The purpose of this research is to assist the NCDOT Traffic Management Unit (TMU) and the Value Management Office (VMO) in assessing issues regarding the construction of Diverse, Modern, and Unconventional Intersections and Interchanges (DMUII). Assessing the constructability of these emerging DMUII is a new area of study that has not yet been previously explored. Therefore, this research will identify factors affecting construction projects prior to construction and develop a schedule and cost payout model (based on prior NCDOT projects) that identifies problems related to expenditure, schedule, and obstruction of traffic during construction.
A major problem with modern designs is that contractors perceive them to result in additional time and cost compared to projects for conventional designs. Modern designs are also often unfamiliar and bring unique challenges. Therefore, it is important for NCDOT to assess this. If modern designs are indeed requiring additional time to be constructed, the exact reasons for this additional time need to be identified in order to present an optimal design. If these designs do not result in additional time and cost, evidence needs to be presented to recommend the use of modern designs over conventional where appropriate.
This study answers the question “what constructability practices could be adopted that would enhance the construction of DMUII?" This study will explore whether problems related to expenditures, schedule, traffic flow, and work zone safety during construction could be addressed and best practices can be implemented by any division within North Carolina to enhance performance, reduce time and cost, and be realistically and efficiently implemented.
We hope to identify a well-founded set of best constructability innovations that appropriately address when construction problems will and do occur and help identify those problems as quickly as possible so that corrective actions can be undertaken to mitigate cost and schedule damage. In addition, we will assess the effectiveness of 4D (time/schedule added to 3D geometry) model techniques as an innovation for constructability enhancements, to assess traffic flow, to aid us in determining areas of conflict, and to find possible problems with cost, schedule, and space constraints. These will then be used by NCDOT to identify constructability issues in advance to reduce costs and enhance delivery and safety.
The essential research questions are the following. (1) How to solve construction problems related to building DMUIIs without incurring cost increases, schedule delays, or congestion? (2) What is the difference with respect to time and cost between conventional projects versus unconventional projects? (3) What are the challenging constructability issues facing the DMUII designs used in NC?

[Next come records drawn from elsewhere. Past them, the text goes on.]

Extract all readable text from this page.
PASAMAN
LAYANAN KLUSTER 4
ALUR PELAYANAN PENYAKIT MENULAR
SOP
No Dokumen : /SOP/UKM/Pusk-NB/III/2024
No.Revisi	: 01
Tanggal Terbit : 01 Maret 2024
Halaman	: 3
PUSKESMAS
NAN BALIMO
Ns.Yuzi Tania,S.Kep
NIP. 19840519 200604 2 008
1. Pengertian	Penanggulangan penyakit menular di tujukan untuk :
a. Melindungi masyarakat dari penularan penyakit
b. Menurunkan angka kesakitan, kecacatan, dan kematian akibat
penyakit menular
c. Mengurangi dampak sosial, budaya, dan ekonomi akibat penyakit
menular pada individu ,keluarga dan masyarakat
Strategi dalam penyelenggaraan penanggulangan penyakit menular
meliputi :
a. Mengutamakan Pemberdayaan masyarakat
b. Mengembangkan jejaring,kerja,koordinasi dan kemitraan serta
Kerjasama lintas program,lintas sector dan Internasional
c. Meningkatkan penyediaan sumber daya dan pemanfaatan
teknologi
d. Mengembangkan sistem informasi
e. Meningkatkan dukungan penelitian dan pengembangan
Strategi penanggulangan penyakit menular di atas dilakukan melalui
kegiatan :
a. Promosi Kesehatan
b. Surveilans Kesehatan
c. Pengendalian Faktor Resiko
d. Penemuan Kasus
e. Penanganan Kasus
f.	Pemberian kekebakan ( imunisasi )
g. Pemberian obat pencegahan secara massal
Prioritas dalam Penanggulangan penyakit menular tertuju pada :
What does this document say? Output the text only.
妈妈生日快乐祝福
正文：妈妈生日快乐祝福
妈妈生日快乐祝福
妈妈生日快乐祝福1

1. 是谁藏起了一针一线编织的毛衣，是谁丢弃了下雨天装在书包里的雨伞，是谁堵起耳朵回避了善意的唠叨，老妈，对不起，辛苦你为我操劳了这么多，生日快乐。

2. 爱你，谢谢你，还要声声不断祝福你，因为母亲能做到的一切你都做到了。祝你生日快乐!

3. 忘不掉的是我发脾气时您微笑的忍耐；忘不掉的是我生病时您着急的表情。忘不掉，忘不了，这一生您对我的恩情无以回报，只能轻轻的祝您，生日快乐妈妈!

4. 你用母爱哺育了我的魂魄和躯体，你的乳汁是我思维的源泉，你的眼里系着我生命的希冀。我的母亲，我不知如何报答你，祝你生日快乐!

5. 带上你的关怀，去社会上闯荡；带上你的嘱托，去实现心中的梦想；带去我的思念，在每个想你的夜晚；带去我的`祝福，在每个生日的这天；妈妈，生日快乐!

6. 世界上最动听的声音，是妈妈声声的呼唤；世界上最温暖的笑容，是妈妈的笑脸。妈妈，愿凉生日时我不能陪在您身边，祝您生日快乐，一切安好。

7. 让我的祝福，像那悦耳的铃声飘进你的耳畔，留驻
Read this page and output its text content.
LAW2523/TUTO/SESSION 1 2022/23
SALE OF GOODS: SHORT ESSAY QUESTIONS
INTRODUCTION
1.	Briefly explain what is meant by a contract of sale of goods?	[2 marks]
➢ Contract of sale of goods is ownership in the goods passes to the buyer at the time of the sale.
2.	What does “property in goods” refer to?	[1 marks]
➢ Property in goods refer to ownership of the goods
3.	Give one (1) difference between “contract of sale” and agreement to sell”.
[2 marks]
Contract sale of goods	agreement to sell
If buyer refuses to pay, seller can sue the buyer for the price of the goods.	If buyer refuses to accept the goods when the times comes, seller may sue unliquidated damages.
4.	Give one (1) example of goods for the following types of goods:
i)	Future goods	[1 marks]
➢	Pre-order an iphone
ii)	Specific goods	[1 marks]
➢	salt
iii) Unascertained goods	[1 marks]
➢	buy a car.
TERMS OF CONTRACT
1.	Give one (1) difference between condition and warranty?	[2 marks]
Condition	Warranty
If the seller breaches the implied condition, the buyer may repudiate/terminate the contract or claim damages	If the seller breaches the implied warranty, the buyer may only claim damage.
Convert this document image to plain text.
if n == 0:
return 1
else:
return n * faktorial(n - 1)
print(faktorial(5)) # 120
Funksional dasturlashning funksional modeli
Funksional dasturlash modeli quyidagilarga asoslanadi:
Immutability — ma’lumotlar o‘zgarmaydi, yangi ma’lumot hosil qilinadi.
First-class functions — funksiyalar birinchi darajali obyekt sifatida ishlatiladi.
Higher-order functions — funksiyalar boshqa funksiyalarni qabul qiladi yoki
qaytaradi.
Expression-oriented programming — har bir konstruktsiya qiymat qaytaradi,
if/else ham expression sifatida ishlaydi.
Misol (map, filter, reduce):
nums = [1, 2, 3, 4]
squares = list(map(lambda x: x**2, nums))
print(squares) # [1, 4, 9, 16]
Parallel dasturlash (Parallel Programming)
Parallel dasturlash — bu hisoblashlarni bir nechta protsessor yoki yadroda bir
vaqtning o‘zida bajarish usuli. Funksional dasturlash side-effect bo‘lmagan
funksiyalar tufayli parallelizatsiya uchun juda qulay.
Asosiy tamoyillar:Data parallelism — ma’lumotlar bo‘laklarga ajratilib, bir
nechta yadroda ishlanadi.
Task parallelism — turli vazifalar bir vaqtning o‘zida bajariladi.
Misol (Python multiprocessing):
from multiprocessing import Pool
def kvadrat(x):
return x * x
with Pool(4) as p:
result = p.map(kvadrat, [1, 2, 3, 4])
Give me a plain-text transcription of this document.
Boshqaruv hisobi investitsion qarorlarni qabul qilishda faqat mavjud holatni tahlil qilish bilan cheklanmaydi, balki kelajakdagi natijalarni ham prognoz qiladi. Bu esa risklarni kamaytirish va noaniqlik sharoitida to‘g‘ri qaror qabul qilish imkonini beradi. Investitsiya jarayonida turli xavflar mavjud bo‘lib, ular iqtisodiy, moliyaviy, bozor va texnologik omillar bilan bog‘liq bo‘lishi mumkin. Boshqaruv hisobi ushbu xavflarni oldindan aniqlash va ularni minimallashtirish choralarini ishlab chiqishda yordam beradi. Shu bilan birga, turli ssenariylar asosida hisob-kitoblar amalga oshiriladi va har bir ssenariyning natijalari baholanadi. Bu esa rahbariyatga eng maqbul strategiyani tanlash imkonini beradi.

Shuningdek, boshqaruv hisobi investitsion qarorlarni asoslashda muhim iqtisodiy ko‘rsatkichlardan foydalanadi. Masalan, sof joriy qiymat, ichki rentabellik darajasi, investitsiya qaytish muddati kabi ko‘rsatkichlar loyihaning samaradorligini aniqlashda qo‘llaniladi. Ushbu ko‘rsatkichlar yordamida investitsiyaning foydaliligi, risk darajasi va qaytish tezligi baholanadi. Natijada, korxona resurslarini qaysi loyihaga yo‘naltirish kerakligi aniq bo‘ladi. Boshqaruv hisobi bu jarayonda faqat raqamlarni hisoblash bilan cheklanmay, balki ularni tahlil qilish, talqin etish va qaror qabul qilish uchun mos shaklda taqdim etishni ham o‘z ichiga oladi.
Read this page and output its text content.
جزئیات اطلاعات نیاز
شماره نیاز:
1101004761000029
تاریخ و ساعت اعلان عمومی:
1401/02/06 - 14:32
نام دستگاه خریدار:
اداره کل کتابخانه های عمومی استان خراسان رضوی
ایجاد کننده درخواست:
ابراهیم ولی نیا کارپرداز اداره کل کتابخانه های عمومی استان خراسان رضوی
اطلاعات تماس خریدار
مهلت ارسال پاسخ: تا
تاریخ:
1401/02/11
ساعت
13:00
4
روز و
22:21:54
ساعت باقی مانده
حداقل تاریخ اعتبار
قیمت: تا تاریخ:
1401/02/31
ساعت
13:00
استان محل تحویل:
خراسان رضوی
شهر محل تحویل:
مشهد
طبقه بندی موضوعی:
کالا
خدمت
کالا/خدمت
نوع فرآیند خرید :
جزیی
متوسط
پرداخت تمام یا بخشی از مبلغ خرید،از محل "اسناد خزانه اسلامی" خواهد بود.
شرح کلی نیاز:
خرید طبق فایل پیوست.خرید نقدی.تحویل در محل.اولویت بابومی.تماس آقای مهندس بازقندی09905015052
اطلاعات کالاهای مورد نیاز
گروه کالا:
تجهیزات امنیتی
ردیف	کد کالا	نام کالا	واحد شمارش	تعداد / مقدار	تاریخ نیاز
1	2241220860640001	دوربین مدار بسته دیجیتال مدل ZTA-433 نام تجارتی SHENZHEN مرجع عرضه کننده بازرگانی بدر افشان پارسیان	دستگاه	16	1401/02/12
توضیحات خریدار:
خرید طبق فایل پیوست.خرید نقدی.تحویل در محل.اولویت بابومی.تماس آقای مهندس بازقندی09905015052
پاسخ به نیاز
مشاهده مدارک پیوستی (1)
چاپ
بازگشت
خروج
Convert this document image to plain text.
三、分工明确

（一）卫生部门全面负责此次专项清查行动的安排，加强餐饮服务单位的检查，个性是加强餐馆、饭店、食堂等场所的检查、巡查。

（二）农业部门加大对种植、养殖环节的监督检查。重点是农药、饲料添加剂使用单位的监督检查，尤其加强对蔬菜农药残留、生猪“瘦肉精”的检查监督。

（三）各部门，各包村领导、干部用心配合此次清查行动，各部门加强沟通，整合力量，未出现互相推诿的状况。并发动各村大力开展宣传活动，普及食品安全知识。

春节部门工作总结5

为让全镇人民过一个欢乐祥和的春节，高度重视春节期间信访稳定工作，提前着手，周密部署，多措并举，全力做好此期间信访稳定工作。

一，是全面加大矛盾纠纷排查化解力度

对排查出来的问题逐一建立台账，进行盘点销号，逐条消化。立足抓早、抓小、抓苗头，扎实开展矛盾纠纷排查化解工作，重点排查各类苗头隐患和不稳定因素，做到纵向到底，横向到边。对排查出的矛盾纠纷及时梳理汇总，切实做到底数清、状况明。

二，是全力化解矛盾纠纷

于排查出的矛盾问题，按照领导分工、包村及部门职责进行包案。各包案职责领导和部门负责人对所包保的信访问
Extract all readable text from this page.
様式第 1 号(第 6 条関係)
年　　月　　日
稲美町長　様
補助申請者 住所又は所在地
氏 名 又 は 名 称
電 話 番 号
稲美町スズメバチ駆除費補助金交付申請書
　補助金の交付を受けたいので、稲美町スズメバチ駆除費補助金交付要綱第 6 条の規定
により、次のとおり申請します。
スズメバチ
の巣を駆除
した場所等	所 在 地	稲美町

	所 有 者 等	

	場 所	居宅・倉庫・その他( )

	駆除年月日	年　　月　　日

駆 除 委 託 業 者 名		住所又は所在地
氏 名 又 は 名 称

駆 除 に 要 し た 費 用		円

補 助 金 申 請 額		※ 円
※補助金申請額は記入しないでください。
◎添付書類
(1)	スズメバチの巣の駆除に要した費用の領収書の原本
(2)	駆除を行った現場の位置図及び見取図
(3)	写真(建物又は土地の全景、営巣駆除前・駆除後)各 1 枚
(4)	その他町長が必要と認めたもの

To answer these questions the research team will collaborate with the NCDOT TMU and with other NCDOT personnel as appropriate. We will also closely examine the characteristics of DMUIIs using various models that would enable us to examine more DMUIIs than we could with pilot studies. This will include 4D modeling (one of many potential constructability innovations) to aid in determining areas of conflicts, possible problems with cost and budgets, and issues with construction activity sequencing. We propose to compile, assess, and quantify effectiveness, compliance, and cost savings resulting from this investigation.
The lessons learned from the assessment and analysis will be derived from the experiences of NC divisions, from knowledge extracted from the literature, from case studies of previous and current projects, from the HiCAMs database, and from the wealth of data obtained from past and current constructability reviews. These will be used to formulate new strategies to meet NCDOT needs.